Особенно изгаляется Женька, его охотно поддерживают остальные.
– Давай, давай! – Его звонкий голос разносится по всему коридору. – Выноси все, к чертовой матери, спать на улице будем! Абы кино красивое вышло!
– А мою ногу снимать будут? Я кальсоны сниму!..
– Глянь-ко! Цветы прут откелева!
– На хрена цветы – тут пальму надо! И фонтан с рыбками, – не унимается Женька, чтобы все видали, как братья-славяне живут! Тьфу!
Плюющегося и матерящегося Женьку приглашают в перевязочную. К нашей палате подвозят черные софиты. Я пролезаю между ними, заглядываю в дверь нашей одиннадцатой и ахаю.
В палате четыре койки, аккуратно застеленные конвертом. Новые простыни сверкают невообразимой чистотой. Наши четыре обшарпанные фанерные тумбочки покрыты белыми крахмальными салфетками (и откуда что взялось!), и на них установлены цветы в горшочках. Горшочки в блюдечках. На одной из коек сидит наш узбек (он признан наиболее фотогеничным) в новом белье и каком-то роскошном синем халате и картинно держится за костыль. Рядом с ним стоят киношники и что-то ему говорят. Он пересаживается другим боком, костыль ему укладывают на колени.
– Теперь хорошо! – кричит режиссер. – А вам что здесь надо?
Меня выдворяют, из-за двери раздается:
– Съемка!
Две машины отъезжают от госпиталя. В нашу палату снова втаскивают шесть коек, перезаправляют старое белье, забирают синий халат у узбека.
Горшочки с цветами мы не отдаем. Категорически. Принципиально. В борьбе со старшей сестрой палата проявляет неслыханное упорство и единодушие. Разругавшись с нами вдрызг, старшая уходит ни с чем.

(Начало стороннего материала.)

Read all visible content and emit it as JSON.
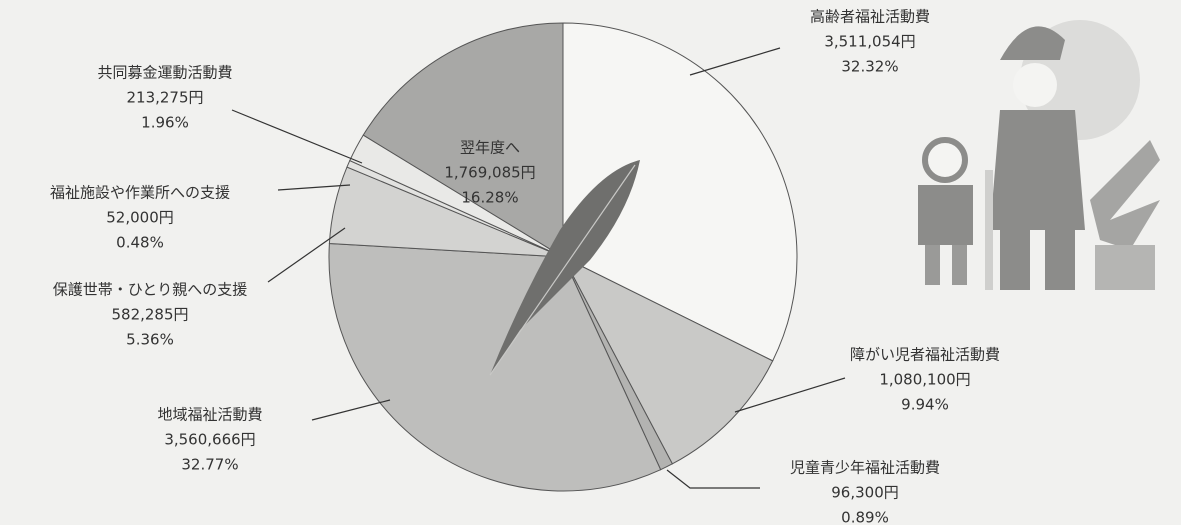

Палата в восторге – все-таки разжились кое-чем с кинохроники!
Москва
Курский вокзал встречает меня затемнением. Впервые я в Москве. Все интересно: и незнакомый вокзал, и люди, спешащие, снующие туда-сюда, деловитые, озабоченные… Сколько здесь офицеров! Капитаны, майоры, полковники… А это кто? Красные лампасы, золотые погоны со звездой… Генерал? Точно – живой, настоящий генерал! Все это мне в диковинку. В Канаше майор был большой шишкой, подполковника Галата я видел всего два раза в жизни… Столица! Ничего не скажешь!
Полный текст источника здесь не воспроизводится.